Rwanda is a landlocked, resource-poor country based in central/eastern Africa. With a population of about 12 million, Rwanda is the most densely populated country in Africa. Women in Rwanda are especially vulnerable when it comes to education. After the genocide in 1994, 80% of the population, predominantly women, were left under the poverty line. Empowering women became an important issue throughout the country.
While volunteering in Musanze, July of 2007, Jeanne Siporin and Laura Boyea met two teenage girls in a small village who were not able to attend school. They made a promise to return the following year to help these girls. In August of 2008 a sewing machine was purchased locally and the two girls were taught to sew basic items and the Ubushobozi project was born.

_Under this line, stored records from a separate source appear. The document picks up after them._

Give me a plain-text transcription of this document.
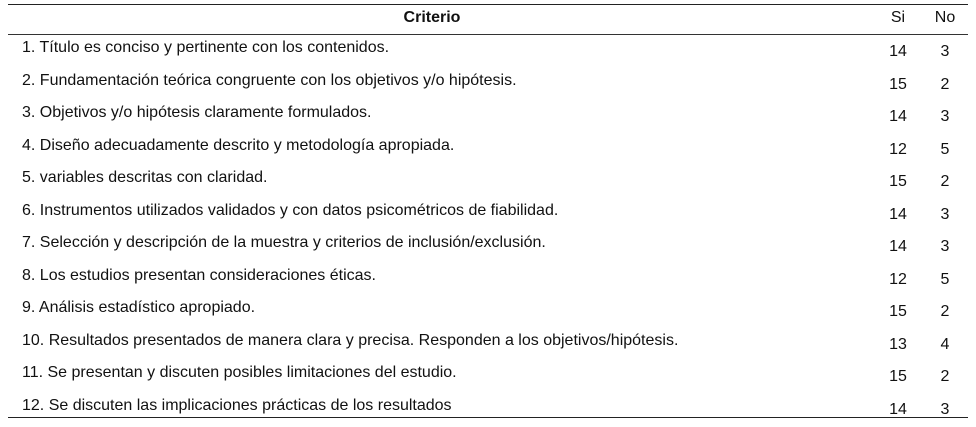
Criterio	Si	No
1. Título es conciso y pertinente con los contenidos.	14	3
2. Fundamentación teórica congruente con los objetivos y/o hipótesis.	15	2
3. Objetivos y/o hipótesis claramente formulados.	14	3
4. Diseño adecuadamente descrito y metodología apropiada.	12	5
5. variables descritas con claridad.	15	2
6. Instrumentos utilizados validados y con datos psicométricos de fiabilidad.	14	3
7. Selección y descripción de la muestra y criterios de inclusión/exclusión.	14	3
8. Los estudios presentan consideraciones éticas.	12	5
9. Análisis estadístico apropiado.	15	2
10. Resultados presentados de manera clara y precisa. Responden a los objetivos/hipótesis.	13	4
11. Se presentan y discuten posibles limitaciones del estudio.	15	2
12. Se discuten las implicaciones prácticas de los resultados	14	3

Over the next few years more students were added to the project. The students would come each day from their villages to the Ubushobozi house in Musanze, where they learned sewing and English. Eventually a computer teacher and dance instructor were added to the project. The girls showed interest in learning to weave, so a weaving teacher was added as well. Yoga was something the girls had heard about, as they were sewing yoga mat bags. Due to their interest they were trained in yoga by a volunteer from New York.
Weaving, a traditional skill has been enthusiastically adopted by our women. Beautiful products abound.
Now the girls earn their living by crafting beautiful baskets, backpacks, yoga bags and other items using their weaving and sewing skills at the Ubushobozi Shop in Musanze, Rwanda. All Ubushobozi sales go directly to the women of the project. Most of their income is generated from the sale of products they make which are sold in their shop in Musanze, online or at craft shows in the U.S.
The women have formed the Ubushobozi Cooperative which now provides them with a salary and health insurance for them and their families.